Cela irrite fort les alliés des États-Unis, surtout le Royaume-Uni. Le ministre de la Défense britannique, Ben Wallace, a écrit au Congrès une lettre l’enjoignant de voter le budget W-93 au plus vite. Du jamais vu en fait d’ingérence directe, selon certains membres du Congrès.
Il faut savoir que les arsenaux nucléaires des deux pays sont étroitement intégrés. L’ogive de prédilection des Britanniques, le modèle Holbrook, est une copie presque conforme de modèle W-76 qui équippe les missiles embarqués Trident II américains. Les Britanniques utilisent aussi les missiles Trident. Les futures ogives W-93 de fabrication américaine et britannique se ressembleront beaucoup, même si les militaires assurent que les deux pays développent les engins séparément. La W-76 américaine restera en service actif jusqu’en 2045, alors que la version britannique doit être retirée vers 2037, d’où l’intérêt des Britanniques pour une nouvelle génération d’ogives.

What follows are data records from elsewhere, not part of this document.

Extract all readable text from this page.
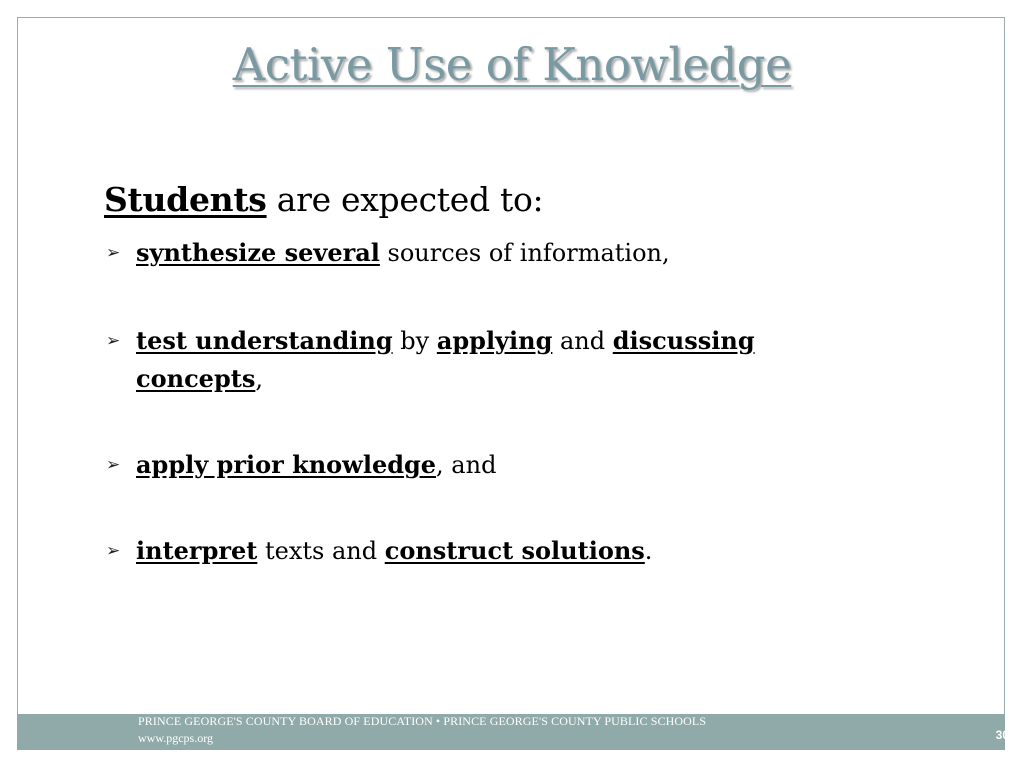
Active Use of Knowledge
Students are expected to:
➢ synthesize several sources of information,
➢ test understanding by applying and discussing concepts,
➢ apply prior knowledge, and
➢ interpret texts and construct solutions.
PRINCE GEORGE'S COUNTY BOARD OF EDUCATION • PRINCE GEORGE'S COUNTY PUBLIC SCHOOLS
www.pgcps.org	30
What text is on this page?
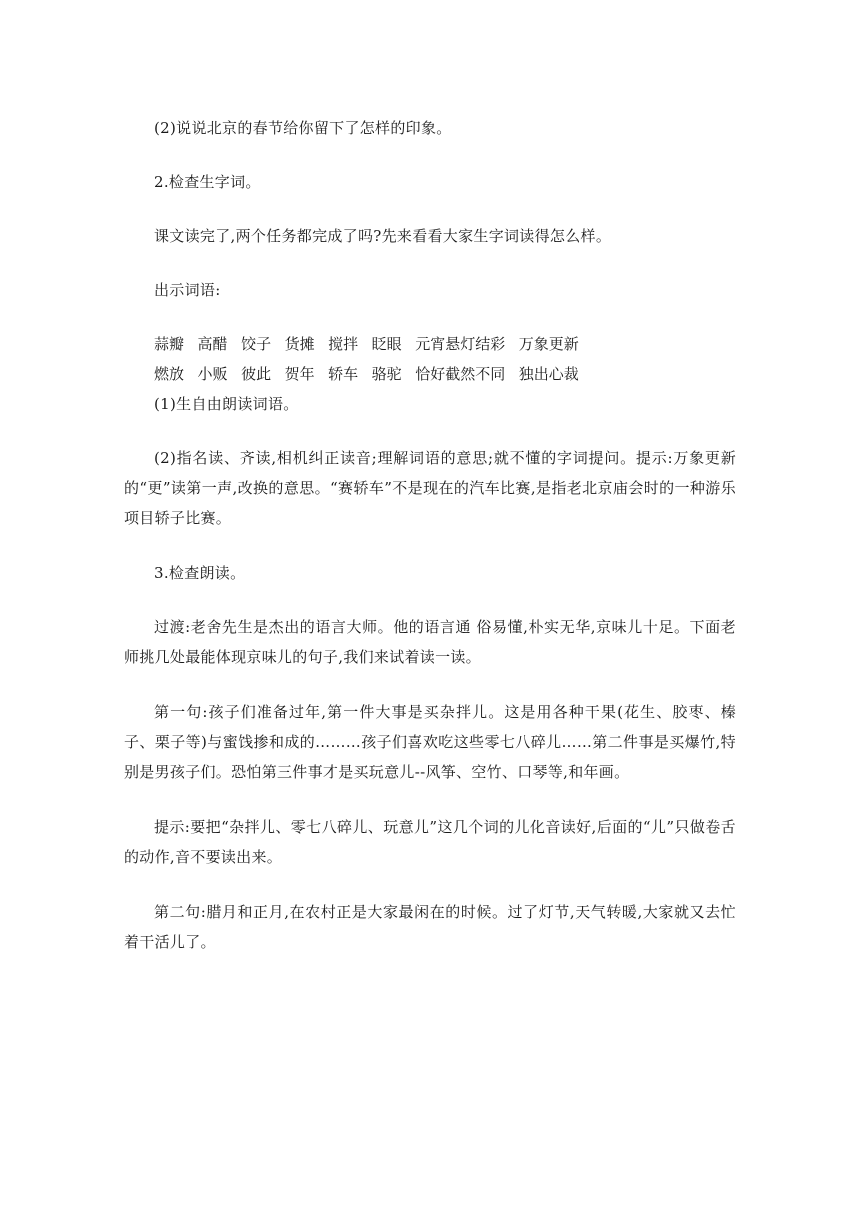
(2)说说北京的春节给你留下了怎样的印象。

2.检查生字词。

课文读完了,两个任务都完成了吗?先来看看大家生字词读得怎么样。

出示词语:

蒜瓣  高醋  饺子  货摊  搅拌  眨眼  元宵悬灯结彩  万象更新

燃放  小贩  彼此  贺年  轿车  骆驼  恰好截然不同  独出心裁

(1)生自由朗读词语。

(2)指名读、齐读,相机纠正读音;理解词语的意思;就不懂的字词提问。提示:万象更新的“更”读第一声,改换的意思。“赛轿车”不是现在的汽车比赛,是指老北京庙会时的一种游乐项目轿子比赛。

3.检查朗读。

过渡:老舍先生是杰出的语言大师。他的语言通 俗易懂,朴实无华,京味儿十足。下面老师挑几处最能体现京味儿的句子,我们来试着读一读。

第一句:孩子们准备过年,第一件大事是买杂拌儿。这是用各种干果(花生、胶枣、榛子、栗子等)与蜜饯掺和成的………孩子们喜欢吃这些零七八碎儿……第二件事是买爆竹,特别是男孩子们。恐怕第三件事才是买玩意儿--风筝、空竹、口琴等,和年画。

提示:要把“杂拌儿、零七八碎儿、玩意儿”这几个词的儿化音读好,后面的“儿”只做卷舌的动作,音不要读出来。

第二句:腊月和正月,在农村正是大家最闲在的时候。过了灯节,天气转暖,大家就又去忙着干活儿了。
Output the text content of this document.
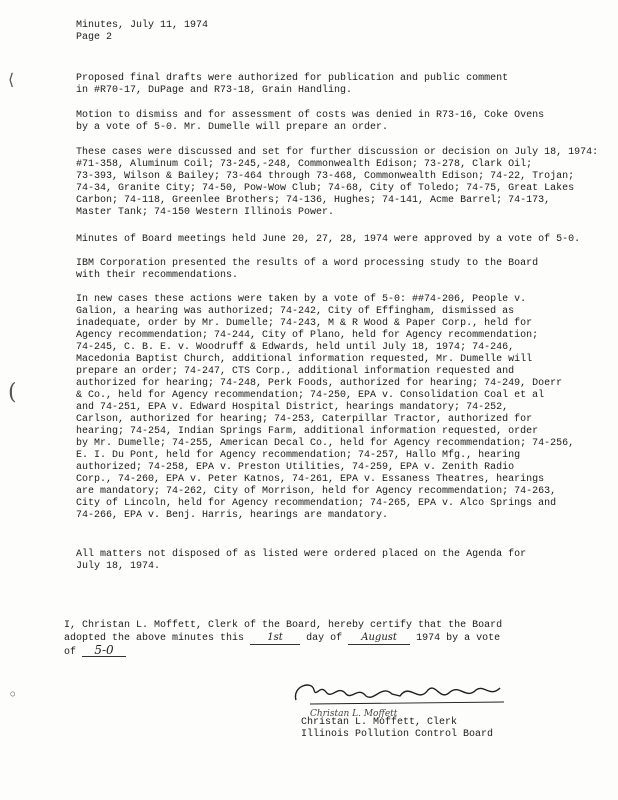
Minutes, July 11, 1974
Page 2
⟨
(
◦
Proposed final drafts were authorized for publication and public comment
in #R70-17, DuPage and R73-18, Grain Handling.
Motion to dismiss and for assessment of costs was denied in R73-16, Coke Ovens
by a vote of 5-0. Mr. Dumelle will prepare an order.
These cases were discussed and set for further discussion or decision on July 18, 1974:
#71-358, Aluminum Coil; 73-245,-248, Commonwealth Edison; 73-278, Clark Oil;
73-393, Wilson & Bailey; 73-464 through 73-468, Commonwealth Edison; 74-22, Trojan;
74-34, Granite City; 74-50, Pow-Wow Club; 74-68, City of Toledo; 74-75, Great Lakes
Carbon; 74-118, Greenlee Brothers; 74-136, Hughes; 74-141, Acme Barrel; 74-173,
Master Tank; 74-150 Western Illinois Power.
Minutes of Board meetings held June 20, 27, 28, 1974 were approved by a vote of 5-0.
IBM Corporation presented the results of a word processing study to the Board
with their recommendations.
In new cases these actions were taken by a vote of 5-0: ##74-206, People v.
Galion, a hearing was authorized; 74-242, City of Effingham, dismissed as
inadequate, order by Mr. Dumelle; 74-243, M & R Wood & Paper Corp., held for
Agency recommendation; 74-244, City of Plano, held for Agency recommendation;
74-245, C. B. E. v. Woodruff & Edwards, held until July 18, 1974; 74-246,
Macedonia Baptist Church, additional information requested, Mr. Dumelle will
prepare an order; 74-247, CTS Corp., additional information requested and
authorized for hearing; 74-248, Perk Foods, authorized for hearing; 74-249, Doerr
& Co., held for Agency recommendation; 74-250, EPA v. Consolidation Coal et al
and 74-251, EPA v. Edward Hospital District, hearings mandatory; 74-252,
Carlson, authorized for hearing; 74-253, Caterpillar Tractor, authorized for
hearing; 74-254, Indian Springs Farm, additional information requested, order
by Mr. Dumelle; 74-255, American Decal Co., held for Agency recommendation; 74-256,
E. I. Du Pont, held for Agency recommendation; 74-257, Hallo Mfg., hearing
authorized; 74-258, EPA v. Preston Utilities, 74-259, EPA v. Zenith Radio
Corp., 74-260, EPA v. Peter Katnos, 74-261, EPA v. Essaness Theatres, hearings
are mandatory; 74-262, City of Morrison, held for Agency recommendation; 74-263,
City of Lincoln, held for Agency recommendation; 74-265, EPA v. Alco Springs and
74-266, EPA v. Benj. Harris, hearings are mandatory.
All matters not disposed of as listed were ordered placed on the Agenda for
July 18, 1974.
I, Christan L. Moffett, Clerk of the Board, hereby certify that the Board
adopted the above minutes this 1st day of August 1974 by a vote
of 5-0
Christan L. Moffett
Christan L. Moffett, Clerk
Illinois Pollution Control Board
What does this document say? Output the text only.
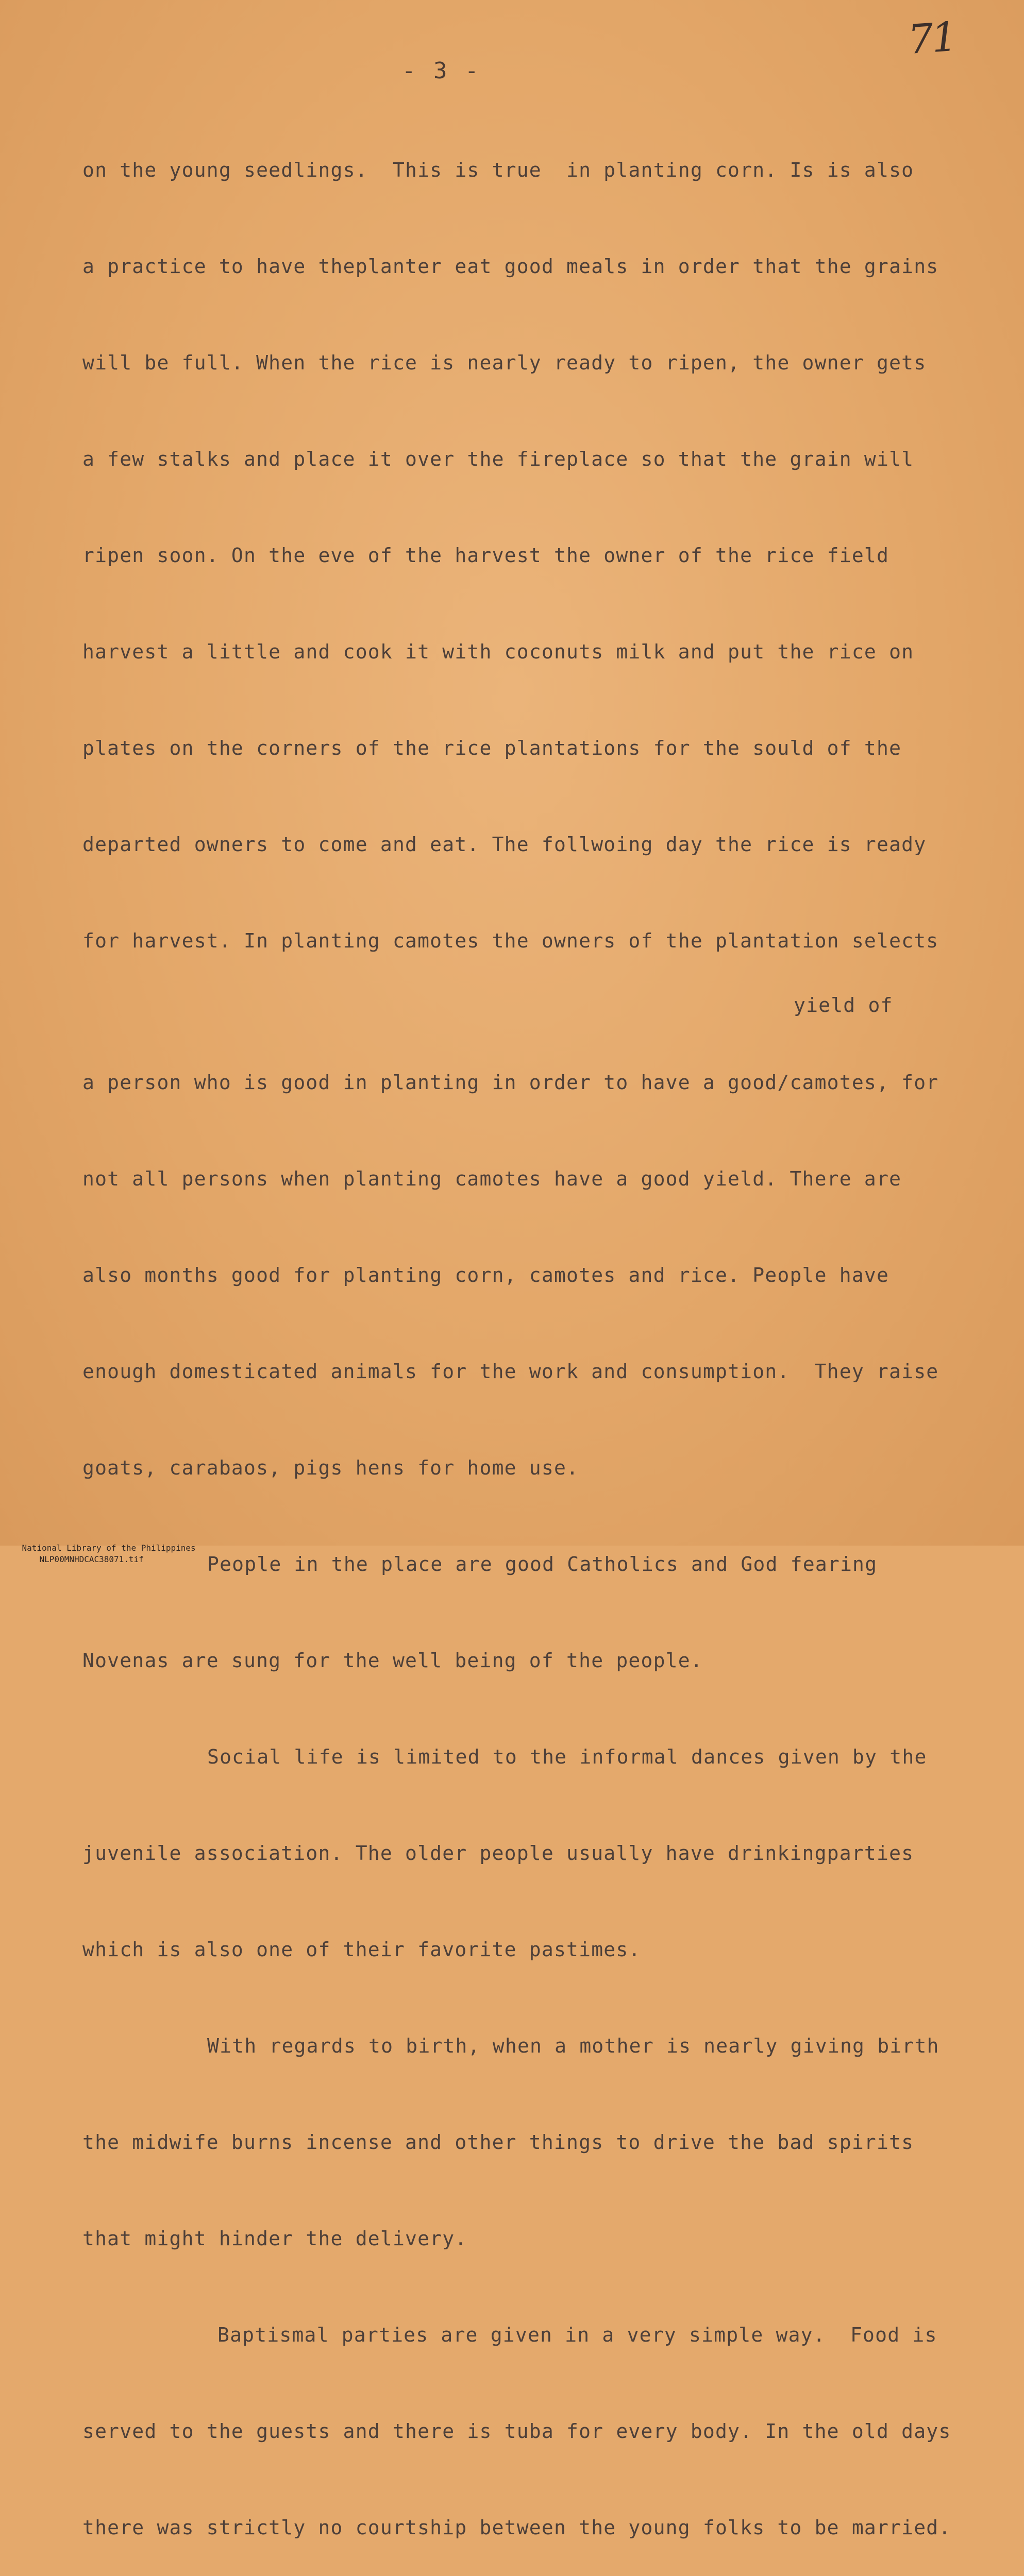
71
- 3 -

on the young seedlings.  This is true  in planting corn. Is is also

a practice to have theplanter eat good meals in order that the grains

will be full. When the rice is nearly ready to ripen, the owner gets

a few stalks and place it over the fireplace so that the grain will

ripen soon. On the eve of the harvest the owner of the rice field

harvest a little and cook it with coconuts milk and put the rice on

plates on the corners of the rice plantations for the sould of the

departed owners to come and eat. The follwoing day the rice is ready

for harvest. In planting camotes the owners of the plantation selects

yield of

a person who is good in planting in order to have a good/camotes, for

not all persons when planting camotes have a good yield. There are

also months good for planting corn, camotes and rice. People have

enough domesticated animals for the work and consumption.  They raise

goats, carabaos, pigs hens for home use.

People in the place are good Catholics and God fearing

Novenas are sung for the well being of the people.

Social life is limited to the informal dances given by the

juvenile association. The older people usually have drinkingparties

which is also one of their favorite pastimes.

With regards to birth, when a mother is nearly giving birth

the midwife burns incense and other things to drive the bad spirits

that might hinder the delivery.

Baptismal parties are given in a very simple way.  Food is

served to the guests and there is tuba for every body. In the old days

there was strictly no courtship between the young folks to be married.

National Library of the Philippines
NLP00MNHDCAC38071.tif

Pourquoi un nouvelle ogive ?
Le doute s’est subitement installé au Pentagone. La triade nucléaire américaine est composée de bombardiers, de sous-marins et de missiles inter-continentaux. Ce sont ces derniers qui posent problème. En effet, les missiles ne sont lancés que sur ordre présidentiel, lequel pourrait arriver trop tard. La stratégie use them or loose them prévoit un lancement rapide en cas d’attaque, car les silos des missiles seront sûrement ciblés par les ogives ennemies. De plus, il peut se produire des erreurs conduisant à un lancement, situation évitée de peu à au moins trois reprises de 1979 à 1995. Tout d’un coup, le Pentagone angoisse, alors que le sujet avait été largement minimisé jusqu’ici. On peut se demander si les généraux ont confiance en la réaction du Président en cas d’attaque…
Tout d’un coup aussi, la Navy émet un doute sur l’invulnérabilité des sous-marins, jusqu’ici jugés indétectables. Elle propose que l’ogive W-93 soit plus petite, donc plus légère que les W-76. Elle pourrait ainsi se rendre plus loin à bord des missiles Trident, permettant aux sous-marins de moins s’approcher de leurs cibles. Mais c’est compliqué parce que la Navy dit aussi que son stock de W-76 (environ 1450 ogives de 90 kilotonnes et 50 nouvelles versions low yield) et de W-88 (400 ogives de 455 kilotonnes) n’est pas suffisant pour parer à toute éventualité. Les W-76 ne sont pas assez puissantes ! La solution : l’ogive W-93 sera ultra-puissante. Ainsi, la Navy disposera de trois ogives, un plus au cas où les W-76 fonctionneraient moins bien que prévu. Ironique quand on sait que les W-76 viennent d’être mises à niveau au coût de 3,5 milliards, pour les garder en service jusqu’en 2045.
Les ogives W-88 feront l’objet d’un plan similaire, mais pas avant 2030. On se contentera de moderniser leur mécanisme de détonation au coût de 2,6 milliards.
Il faut aussi savoir que les 14 sous-marin de classe Ohio doivent être remplacés en 2031 par 12 navires de la nouvelle classe Columbia au coût de 98 milliards. Mais les Columbia seront plus petits que les Ohio, et chaque sous-marin emportera moins de missiles. La Navy veut donc compenser ce déficit par une plus grande puissance de chaque ogive lancée. Logique, non ?
« Les deux-tiers des ogives nucléaires étant embarqués à bord de sous-marins, cette partie de la Triade est celle avec laquelle on peut prendre le moins de risques » selon la Navy.
N’oublions pas l’Air Force
Les missiles en silo ICBM Minuteman III seront bientôt remplacés par les Ground Based Strategic Deterrent (85 milliards). Les bombardiers B-52 et B-2 sont remplacés par les B-21 Raiders au coût de 97 milliards. Évidement, il faudra adapter les ogives en conséquence, mais ça ne devrait coûter que 20 milliards.
« Le but de la Triade, c’est qu’aucun adversaire ne puisse s’imaginer lancer une attaque qui empêcherait les États-Unis de riposter » selon le Lt. Col. Uriah Orland de l’Air Force.
L’administration prétend que la production de l’ogive W-93 ne fera pas augmenter le nombre total d’ogives déployées. Le Pentagone décidera quelle ogive actuelle sera retirée de l’arsenal. Il est aussi affirmé que la mise au point de la W-93 ne fera pas l’objet de tests nucléaires.